Colourful crossings, UK
In recent years, pedestrian crossings in cities around the world have been transformed with colourful or unusual designs to improve road safety, create street arts and celebrate special events. Thus, this type of interventions can allow people to engage in a social gatherings, as well as to improve road safety.
Zebra crossings, which traditionally resemble the coat of a zebra (alternating dark and light stripes) on the road surface, are used in many places around the world to give right of way to pedestrians. However, in recent years in many places around the world, some of these crossings have been transformed with colourful street arts by professional artists as well as by local communities. Unusual designs, which vary from rainbows and piano keyboards to French fries and professional arts, are being used to transform the traditional design of the crossings, to promote safer road crossings and to show how common infrastructure elements in a city can be transformed.
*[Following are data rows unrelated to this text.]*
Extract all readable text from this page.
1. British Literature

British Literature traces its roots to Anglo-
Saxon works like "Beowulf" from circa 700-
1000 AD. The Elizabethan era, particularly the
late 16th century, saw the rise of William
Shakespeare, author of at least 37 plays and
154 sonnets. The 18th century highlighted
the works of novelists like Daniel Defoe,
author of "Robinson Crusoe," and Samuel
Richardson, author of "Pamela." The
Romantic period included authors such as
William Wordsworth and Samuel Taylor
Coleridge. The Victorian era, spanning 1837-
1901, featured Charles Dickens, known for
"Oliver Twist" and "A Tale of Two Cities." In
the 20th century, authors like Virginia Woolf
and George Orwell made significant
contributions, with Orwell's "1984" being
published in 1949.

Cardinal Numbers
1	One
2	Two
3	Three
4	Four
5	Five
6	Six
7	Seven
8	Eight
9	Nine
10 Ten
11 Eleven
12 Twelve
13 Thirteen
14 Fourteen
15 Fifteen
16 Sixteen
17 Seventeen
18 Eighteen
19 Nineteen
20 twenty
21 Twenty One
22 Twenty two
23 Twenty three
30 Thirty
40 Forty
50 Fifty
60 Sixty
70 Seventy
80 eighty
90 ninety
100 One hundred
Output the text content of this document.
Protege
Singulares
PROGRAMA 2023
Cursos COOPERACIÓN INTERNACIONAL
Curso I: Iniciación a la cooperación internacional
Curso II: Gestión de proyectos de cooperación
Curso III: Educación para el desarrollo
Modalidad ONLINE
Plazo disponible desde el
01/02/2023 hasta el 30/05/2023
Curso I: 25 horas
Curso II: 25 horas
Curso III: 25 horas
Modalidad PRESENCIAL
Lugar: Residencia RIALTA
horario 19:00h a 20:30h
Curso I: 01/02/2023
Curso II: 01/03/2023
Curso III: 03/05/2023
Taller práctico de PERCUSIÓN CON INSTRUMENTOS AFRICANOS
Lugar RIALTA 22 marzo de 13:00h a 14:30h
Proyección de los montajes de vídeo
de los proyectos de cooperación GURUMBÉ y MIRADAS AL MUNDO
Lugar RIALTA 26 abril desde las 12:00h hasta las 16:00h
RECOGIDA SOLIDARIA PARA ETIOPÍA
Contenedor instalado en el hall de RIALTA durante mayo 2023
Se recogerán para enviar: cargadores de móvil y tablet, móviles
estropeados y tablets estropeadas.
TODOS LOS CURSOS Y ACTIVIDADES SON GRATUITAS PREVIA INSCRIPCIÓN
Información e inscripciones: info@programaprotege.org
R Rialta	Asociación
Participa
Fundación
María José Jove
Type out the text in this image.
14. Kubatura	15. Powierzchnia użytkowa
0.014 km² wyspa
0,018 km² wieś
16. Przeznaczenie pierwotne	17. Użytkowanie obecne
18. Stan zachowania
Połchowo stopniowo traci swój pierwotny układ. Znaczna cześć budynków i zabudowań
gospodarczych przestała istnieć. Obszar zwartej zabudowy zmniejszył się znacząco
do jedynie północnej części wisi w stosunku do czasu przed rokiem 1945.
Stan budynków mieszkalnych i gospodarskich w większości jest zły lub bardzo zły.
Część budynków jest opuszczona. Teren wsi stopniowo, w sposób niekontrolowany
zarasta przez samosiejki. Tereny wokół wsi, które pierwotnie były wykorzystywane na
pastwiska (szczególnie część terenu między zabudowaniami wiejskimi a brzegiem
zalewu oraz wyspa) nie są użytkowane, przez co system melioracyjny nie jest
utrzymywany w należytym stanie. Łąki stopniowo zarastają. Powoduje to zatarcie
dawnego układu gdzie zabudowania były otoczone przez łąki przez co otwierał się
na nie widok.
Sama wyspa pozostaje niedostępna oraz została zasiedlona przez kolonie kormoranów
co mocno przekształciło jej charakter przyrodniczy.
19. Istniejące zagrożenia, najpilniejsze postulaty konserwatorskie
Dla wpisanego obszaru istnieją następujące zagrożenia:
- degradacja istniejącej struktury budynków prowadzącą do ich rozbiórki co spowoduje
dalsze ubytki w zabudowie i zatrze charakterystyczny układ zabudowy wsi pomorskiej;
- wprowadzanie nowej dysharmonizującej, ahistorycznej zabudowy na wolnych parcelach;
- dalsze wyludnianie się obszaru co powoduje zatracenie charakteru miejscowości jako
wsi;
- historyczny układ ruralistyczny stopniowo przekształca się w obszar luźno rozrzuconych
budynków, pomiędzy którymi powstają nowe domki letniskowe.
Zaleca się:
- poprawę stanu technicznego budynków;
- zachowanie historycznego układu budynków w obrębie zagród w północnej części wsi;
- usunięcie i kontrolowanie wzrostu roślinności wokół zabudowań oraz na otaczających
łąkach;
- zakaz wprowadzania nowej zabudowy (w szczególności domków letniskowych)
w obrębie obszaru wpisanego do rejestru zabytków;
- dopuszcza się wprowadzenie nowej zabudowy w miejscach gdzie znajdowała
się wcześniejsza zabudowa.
Transformational measures and activities
An artist, Camille Walala, was commissioned by Better Bankside and Transport for London to create a design for the second ‘Colourful Crossing’ for Southwark Street in London, UK. The artist transformed the crossing with unique bold colours and shapes as shown in the figure below. This type of interventions can lead to improving safety by catching the attention of drivers in a particular region of the street, such as near a school, and can also help to engage more people, including children, to use a dedicated crossing when they cross the road. This is a particular issue in L/MICs where safe practices are not being applied or followed by the pedestrian, hence, an intervention such as a colourful crossing could make a difference.
An example of a colourful crossing (source: dezeen.com)
An evaluation of the first colourful crossing project in 2015 found that nearly 70% people felt happier as a result of the creative project, and 85% wanted to see more creative projects along Southwark Street. As a result, the local authority commissioned the second colourful crossing in 2016.
Challenges, opportunities and transferability
This type of bottom-up initiatives can be applied in different cities, but the relevant authorities can be bureaucratic and inflexible, which can be a challenge. On the other hand, colourful crossings could be one of the easy ways to catch the attention of drivers and to improve the safety of crossing pedestrians, with schools being a potential implementation site of particular interest.